Novel Synthesis Platform Enables Rapid Synthesis and Testing of Cancer Drugs
Imperial researchers have developed a new platform for the synthesis, analysis and testing of new compounds which may one day treat cancer
The discovery of new compounds with pharmacological properties can be expensive and time-consuming. Therefore, there is an increasing interest in developing workflows that allow for the rapid synthesis and testing of multiple compounds in parallel.
Imperial scientists, Professor Ramon Vilar and Dr Tim Kench from the Department of Chemistry, have developed a workflow that focuses on metal-based compounds that become highly toxic to cancer cells upon exposure to light.
Using this light-activated toxicity to kill cancerous cells is known as photodynamic therapy (PDT).

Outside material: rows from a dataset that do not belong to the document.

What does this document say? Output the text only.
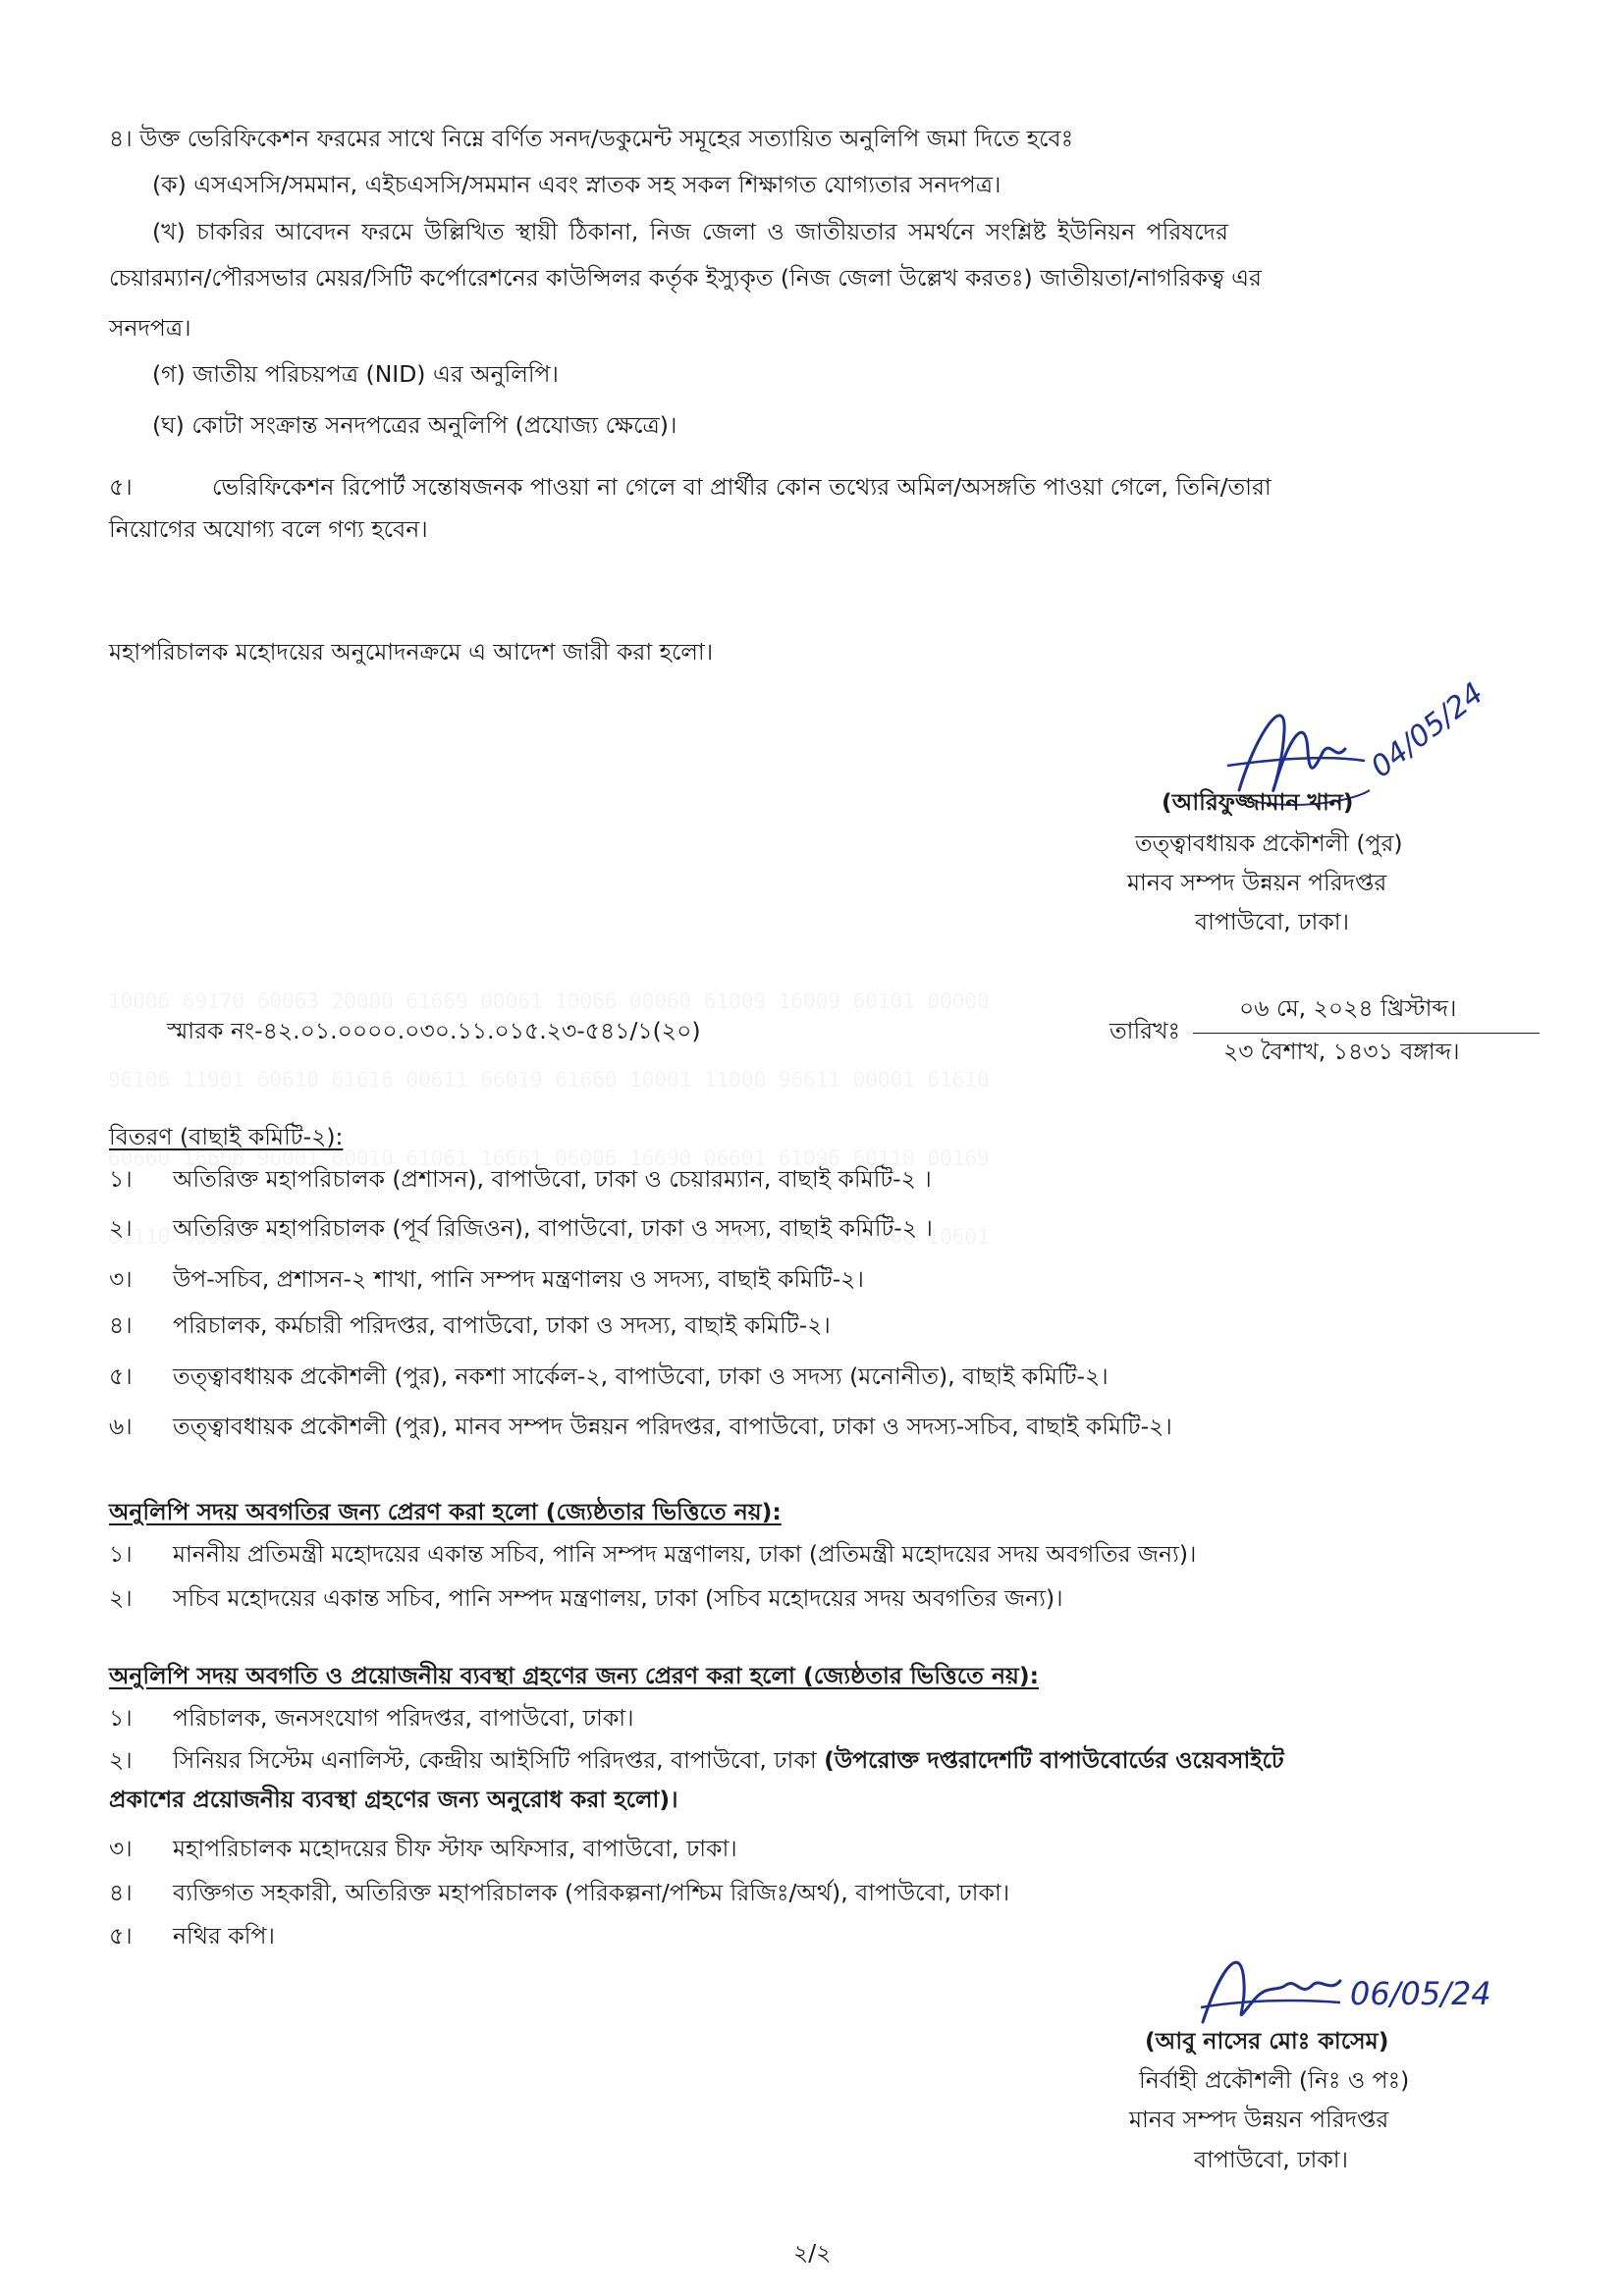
৪। উক্ত ভেরিফিকেশন ফরমের সাথে নিম্নে বর্ণিত সনদ/ডকুমেন্ট সমূহের সত্যায়িত অনুলিপি জমা দিতে হবেঃ
(ক) এসএসসি/সমমান, এইচএসসি/সমমান এবং স্নাতক সহ সকল শিক্ষাগত যোগ্যতার সনদপত্র।
(খ) চাকরির আবেদন ফরমে উল্লিখিত স্থায়ী ঠিকানা, নিজ জেলা ও জাতীয়তার সমর্থনে সংশ্লিষ্ট ইউনিয়ন পরিষদের
চেয়ারম্যান/পৌরসভার মেয়র/সিটি কর্পোরেশনের কাউন্সিলর কর্তৃক ইস্যুকৃত (নিজ জেলা উল্লেখ করতঃ) জাতীয়তা/নাগরিকত্ব এর
সনদপত্র।
(গ) জাতীয় পরিচয়পত্র (NID) এর অনুলিপি।
(ঘ) কোটা সংক্রান্ত সনদপত্রের অনুলিপি (প্রযোজ্য ক্ষেত্রে)।
৫।	ভেরিফিকেশন রিপোর্ট সন্তোষজনক পাওয়া না গেলে বা প্রার্থীর কোন তথ্যের অমিল/অসঙ্গতি পাওয়া গেলে, তিনি/তারা
নিয়োগের অযোগ্য বলে গণ্য হবেন।
মহাপরিচালক মহোদয়ের অনুমোদনক্রমে এ আদেশ জারী করা হলো।
04/05/24
(আরিফুজ্জামান খান)
তত্ত্বাবধায়ক প্রকৌশলী (পুর)
মানব সম্পদ উন্নয়ন পরিদপ্তর
বাপাউবো, ঢাকা।
স্মারক নং-৪২.০১.০০০০.০৩০.১১.০১৫.২৩-৫৪১/১(২০)	তারিখঃ
০৬ মে, ২০২৪ খ্রিস্টাব্দ।
২৩ বৈশাখ, ১৪৩১ বঙ্গাব্দ।
বিতরণ (বাছাই কমিটি-২):
১। অতিরিক্ত মহাপরিচালক (প্রশাসন), বাপাউবো, ঢাকা ও চেয়ারম্যান, বাছাই কমিটি-২ ।
২। অতিরিক্ত মহাপরিচালক (পূর্ব রিজিওন), বাপাউবো, ঢাকা ও সদস্য, বাছাই কমিটি-২ ।
৩। উপ-সচিব, প্রশাসন-২ শাখা, পানি সম্পদ মন্ত্রণালয় ও সদস্য, বাছাই কমিটি-২।
৪। পরিচালক, কর্মচারী পরিদপ্তর, বাপাউবো, ঢাকা ও সদস্য, বাছাই কমিটি-২।
৫। তত্ত্বাবধায়ক প্রকৌশলী (পুর), নকশা সার্কেল-২, বাপাউবো, ঢাকা ও সদস্য (মনোনীত), বাছাই কমিটি-২।
৬। তত্ত্বাবধায়ক প্রকৌশলী (পুর), মানব সম্পদ উন্নয়ন পরিদপ্তর, বাপাউবো, ঢাকা ও সদস্য-সচিব, বাছাই কমিটি-২।
অনুলিপি সদয় অবগতির জন্য প্রেরণ করা হলো (জ্যেষ্ঠতার ভিত্তিতে নয়):
১। মাননীয় প্রতিমন্ত্রী মহোদয়ের একান্ত সচিব, পানি সম্পদ মন্ত্রণালয়, ঢাকা (প্রতিমন্ত্রী মহোদয়ের সদয় অবগতির জন্য)।
২। সচিব মহোদয়ের একান্ত সচিব, পানি সম্পদ মন্ত্রণালয়, ঢাকা (সচিব মহোদয়ের সদয় অবগতির জন্য)।
অনুলিপি সদয় অবগতি ও প্রয়োজনীয় ব্যবস্থা গ্রহণের জন্য প্রেরণ করা হলো (জ্যেষ্ঠতার ভিত্তিতে নয়):
১। পরিচালক, জনসংযোগ পরিদপ্তর, বাপাউবো, ঢাকা।
২। সিনিয়র সিস্টেম এনালিস্ট, কেন্দ্রীয় আইসিটি পরিদপ্তর, বাপাউবো, ঢাকা (উপরোক্ত দপ্তরাদেশটি বাপাউবোর্ডের ওয়েবসাইটে
প্রকাশের প্রয়োজনীয় ব্যবস্থা গ্রহণের জন্য অনুরোধ করা হলো)।
৩। মহাপরিচালক মহোদয়ের চীফ স্টাফ অফিসার, বাপাউবো, ঢাকা।
৪। ব্যক্তিগত সহকারী, অতিরিক্ত মহাপরিচালক (পরিকল্পনা/পশ্চিম রিজিঃ/অর্থ), বাপাউবো, ঢাকা।
৫। নথির কপি।
06/05/24
(আবু নাসের মোঃ কাসেম)
নির্বাহী প্রকৌশলী (নিঃ ও পঃ)
মানব সম্পদ উন্নয়ন পরিদপ্তর
বাপাউবো, ঢাকা।
২/২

First, the researchers synthesised a large collection of iridium-based compounds. Attaching different molecular fragments to a central iridium core allowed the researchers to manipulate the structure and properties of different compounds.

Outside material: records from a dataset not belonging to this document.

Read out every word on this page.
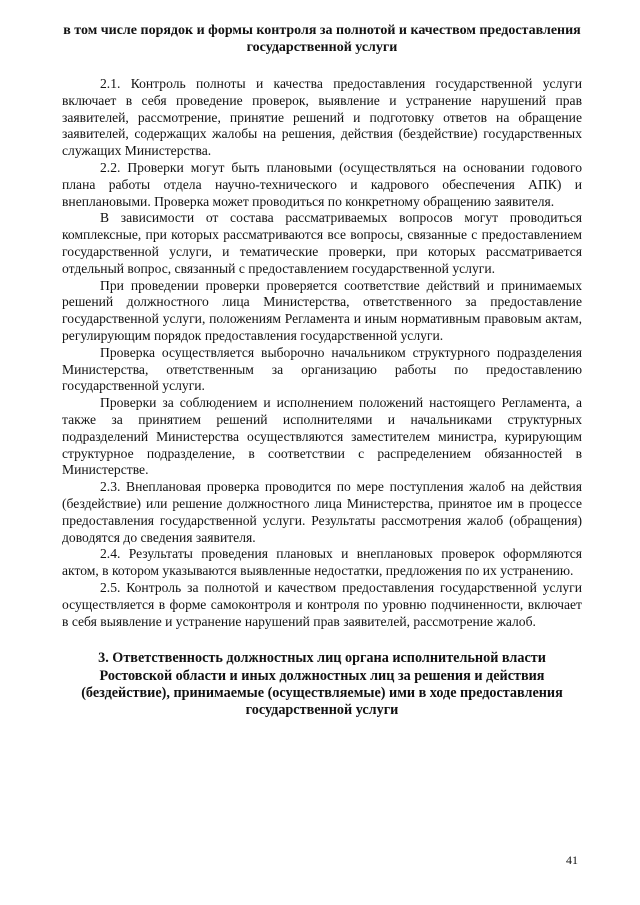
в том числе порядок и формы контроля за полнотой и качеством предоставления государственной услуги

2.1. Контроль полноты и качества предоставления государственной услуги включает в себя проведение проверок, выявление и устранение нарушений прав заявителей, рассмотрение, принятие решений и подготовку ответов на обращение заявителей, содержащих жалобы на решения, действия (бездействие) государственных служащих Министерства.

2.2. Проверки могут быть плановыми (осуществляться на основании годового плана работы отдела научно-технического и кадрового обеспечения АПК) и внеплановыми. Проверка может проводиться по конкретному обращению заявителя.

В зависимости от состава рассматриваемых вопросов могут проводиться комплексные, при которых рассматриваются все вопросы, связанные с предоставлением государственной услуги, и тематические проверки, при которых рассматривается отдельный вопрос, связанный с предоставлением государственной услуги.

При проведении проверки проверяется соответствие действий и принимаемых решений должностного лица Министерства, ответственного за предоставление государственной услуги, положениям Регламента и иным нормативным правовым актам, регулирующим порядок предоставления государственной услуги.

Проверка осуществляется выборочно начальником структурного подразделения Министерства, ответственным за организацию работы по предоставлению государственной услуги.

Проверки за соблюдением и исполнением положений настоящего Регламента, а также за принятием решений исполнителями и начальниками структурных подразделений Министерства осуществляются заместителем министра, курирующим структурное подразделение, в соответствии с распределением обязанностей в Министерстве.

2.3. Внеплановая проверка проводится по мере поступления жалоб на действия (бездействие) или решение должностного лица Министерства, принятое им в процессе предоставления государственной услуги. Результаты рассмотрения жалоб (обращения) доводятся до сведения заявителя.

2.4. Результаты проведения плановых и внеплановых проверок оформляются актом, в котором указываются выявленные недостатки, предложения по их устранению.

2.5. Контроль за полнотой и качеством предоставления государственной услуги осуществляется в форме самоконтроля и контроля по уровню подчиненности, включает в себя выявление и устранение нарушений прав заявителей, рассмотрение жалоб.

3. Ответственность должностных лиц органа исполнительной власти Ростовской области и иных должностных лиц за решения и действия (бездействие), принимаемые (осуществляемые) ими в ходе предоставления государственной услуги

41
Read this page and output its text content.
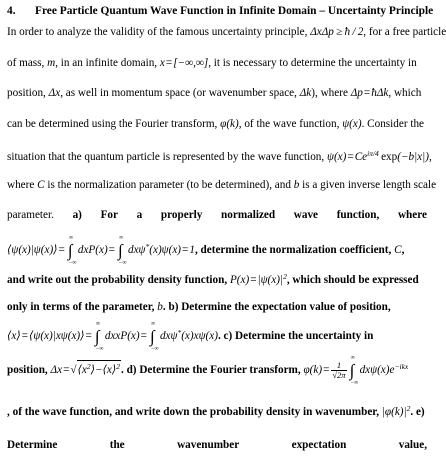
4. Free Particle Quantum Wave Function in Infinite Domain – Uncertainty Principle
In order to analyze the validity of the famous uncertainty principle, ΔxΔp ≥ ħ / 2, for a free particle
of mass, m, in an infinite domain, x=[−∞,∞], it is necessary to determine the uncertainty in
position, Δx, as well in momentum space (or wavenumber space, Δk), where Δp=ħΔk, which
can be determined using the Fourier transform, φ(k), of the wave function, ψ(x). Consider the
situation that the quantum particle is represented by the wave function, $\psi(x)=Ce^{i\pi/4}$  exp(−b|x|),
where C is the normalization parameter (to be determined), and b is a given inverse length scale
parameter. a) For a properly normalized wave function, where
⟨ψ(x)|ψ(x)⟩= ∫
∞
−∞
dxP(x)= ∫
∞
−∞
dxψ*(x)ψ(x)=1, determine the normalization coefficient, C,
and write out the probability density function, $P(x)=|\psi(x)|^2$, which should be expressed
only in terms of the parameter, b. b) Determine the expectation value of position,
⟨x⟩=⟨ψ(x)|xψ(x)⟩= ∫
∞
−∞
dxxP(x)= ∫
∞
−∞
dxψ*(x)xψ(x). c) Determine the uncertainty in
position, $\Delta x=√⟨x^2⟩-⟨x⟩^2$. d) Determine the Fourier transform, $\varphi(k)= \frac{1}{√2\pi}$ ∫
∞
−∞
$dx\psi(x)e^{-ikx}$
, of the wave function, and write down the probability density in wavenumber, $|\varphi(k)|^2$. e)
Determine	the	wavenumber	expectation	value,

The team then studied the performance of these metal complexes using a series of semi-automated tests, looking at how well they could damage cancer cells and what parts of the cell they targeted.
Dr Kench said: “The aim of this platform is to take simple building blocks and rapidly generate a diverse set of compounds with different properties. By combining this approach with automation, you increase the efficiency and speed of the discovery of potential new diagnostic and therapeutic compounds.”
Iridium for photodynamic therapy
Metal-based compounds have been recognised for their broad range of properties which can be advantageous in the development of drugs.
“By combining this approach with automation, you increase the efficiency and speed of the discovery of potential new diagnostic and therapeutic compounds.”Professor Ramon VilarProfessor of Medicinal Inorganic Chemistry & Vice-Dean (Research)
Professor Vilar said: “We looked specifically at iridium complexes due to their unique properties that make them well-suited for photodynamic therapy”.
“For an agent to be effective for photodynamic therapy, it should be completely non-toxic in the dark, but also very toxic once activated by light,” Dr Kench said. “As opposed to traditional chemotherapy drugs, this approach potentially allows us to have a high degree of control over exactly where we damage the cells, hopefully reducing side effects.”
However, the process of synthesising new photo-toxic compounds with the ideal set of properties for anticancer agents can be a difficult process.
“It can be very hard to predict and balance the different characteristics of new compounds, such as their chemical stability, how they respond to light and their cellular uptake,” said Professor Vilar, showing how their platform tackles these challenges.
Automation and computer modelling
The new approach uses ‘combinatorial synthesis’ where different simple molecules were attached to an iridium centre.
The platform allows researchers to assemble the fragments onto the metal core in 3D space, almost like attaching blocks of Lego.
These compounds can be generated without any side products, meaning that they can then be tested using automated chemical and biological assays without the need for time-costly purification.
Using their platform, the authors made and tested a library of 72 complexes at the same time, investigating factors including how well each complex could generate reactive oxygen species, each complex’s tolerability in the dark, and its efficiency when killing cancer cells exposed to light.
They then used the information to design a second-generation library of 18 compounds which displayed even better anticancer properties. By using liquid handling robots to assist with the synthesis and testing, they were able to shorten this entire synthesise-and-test cycle to three days. In comparison, conventional synthesis and test methods can take several weeks for libraries this size.
To understand why some complexes were better than others, the researchers collaborated with a team at the Massachusetts Institute of Technology, led by Professor Heather Kulik, who specialises in computational analysis and machine learning applications.
Using computational techniques, the research team were able to analyse key electronic parameters of the compounds and correlate them with experimental data.
The team said that the next steps for their platform would be to expand the existing library of compounds and data, and to integrate machine learning models that can find patterns between high-performing compounds. Models can then suggest the synthesis of new libraries of novel candidate compounds.